When it froze entirely…

But he wasn’t going to let that happen.

He’d tried various methods of invigorating the ichor: adding reactive chemicals, setting it on fire, chanting spells at it,
swearing
at it. He’d tried that last one a lot. Without positive results. Hell, without
any
results.

When he’d come to the laboratory this morning, he’d wondered why he’d never lost hope.

Then he realized he’d stopped feeling hope. Stopped feeling anything at all. He was just going through the motions.

Eventually, even the motion would stop. And then he’d be like his liege, trapped in the dark, frozen, doomed.

Torch was a bastard as well as an idiot to try to give him back that hope.

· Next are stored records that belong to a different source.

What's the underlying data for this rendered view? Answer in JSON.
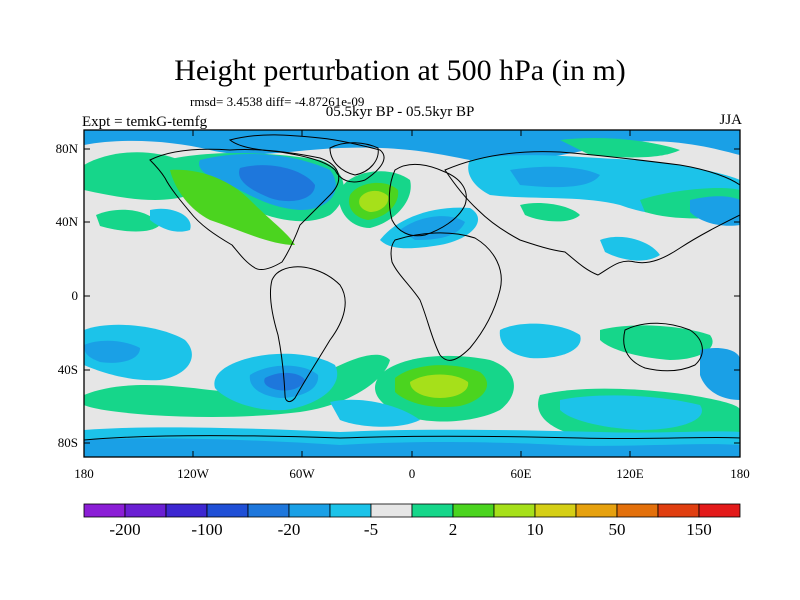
{
  "title": "Height perturbation at 500 hPa (in m)",
  "stats": "rmsd= 3.4538  diff= -4.87261e-09",
  "subtitle": "05.5kyr BP - 05.5kyr BP",
  "expt": "Expt = temkG-temfg",
  "season": "JJA",
  "map": {
    "lat_ticks": [
      "80N",
      "40N",
      "0",
      "40S",
      "80S"
    ],
    "lon_ticks": [
      "180",
      "120W",
      "60W",
      "0",
      "60E",
      "120E",
      "180"
    ]
  },
  "colorbar": {
    "colors": [
      "#8b1ed6",
      "#6a1fd3",
      "#3d27d1",
      "#1f4fd6",
      "#1e77dc",
      "#1aa0e6",
      "#1cc3e9",
      "#e6e6e6",
      "#16d68a",
      "#4bd41f",
      "#a6e01a",
      "#d5cf16",
      "#e6a10f",
      "#e3700b",
      "#e03e10",
      "#e31a1a"
    ],
    "labels": [
      "-200",
      "-100",
      "-20",
      "-5",
      "2",
      "10",
      "50",
      "150"
    ]
  }
}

In a vicious twist of retaliation to show Torch how wrong he was, Rave reached for the flask that contained his own ichor that he’d drawn earlier. He’d set it aside, waiting for it to settle into its quiescent state before he started another round of tests, but where had he put it?

The only unlabeled flask on his bench was one from a much younger dragon, less stone-bound even than Torch…

Rave stared at the flask then slowly drew it toward him. The quicksilver shimmered with miniature bolts of lightning at the disturbance, barely settling when he centered it in front of him.

The flask opening was fitted with a crystal stopper aligned perfectly to the hole so nothing could escape. This morning, he’d noted that though the containment was properly sealed, the stopper had an almost imperceptible crack in the crystal. Nothing to cause a problem, but the tiny flaw had caught the light with a cheery sparkle and made him think—for no good reason—of the imperfect gap in Piper’s smile. How he’d wanted to see it again…

This was
his
ichor.

Which was impossible.

With a shocked oath, he scrambled for the huge, leather-bound journal where he’d kept notes going back before the advent of computers. He’d known he might have to pass his work to another if the stone blight overtook him first.

He flipped quickly through the pages. When was the last time he’d taken his own ichor?

There. He slammed his finger on the entry, as if he could pin the memory down exactly.

New bakery in the Keep. Can’t remember the scent of cinnamon but staff says it smells divine. Collected another deep draw. Ichor is darkening. Ash colored with oily streaks. Sluggish and non-conductive except with most highly reactive compounds. Sample destroyed in alchemical trial #147.

Rave didn’t bother consulting the outcome of trial #147. It had been a failure, whatever it was. All the trials had been failures.

But now… This ichor—
his ichor
—was throwing off the corruption of the petralys.

“How?” he whispered.

“The solarys,” Torch said. “I told you.”

Rave twisted around. He’d forgotten his cousin was even there. “Humans can’t touch the ichor. They don’t have any magic.”

Torch spun slowly on the stool he’d claimed. “Witches and warlocks have magic,” he pointed out as he came around again.

Rave frowned. “Humans don’t believe in magic any more than they believe in dragons. Those days are gone.”

“We’re still here.” Torch spread his big hands. “Even if we’re in hiding. Maybe they’re in hiding too.”

Bolting off his seat to get away from the changed ichor, Rave scraped one hand down his chin as he paced. “Piper is not a witch.”

Torch pursed his lips. “You’re probably right about that,” he agreed reluctantly. “As far as I can tell, Piper Ramirez is exactly what she seems to be: daughter of a migrant farm worker, first kid to college on financial and merit scholarships, made good, paid to bring over some close family members. Seems like the weirdest thing she’s ever done is become friends with a rich bitch and a hippie love child.” He peered at Rave. “Now aren’t you glad I looked her over for you?”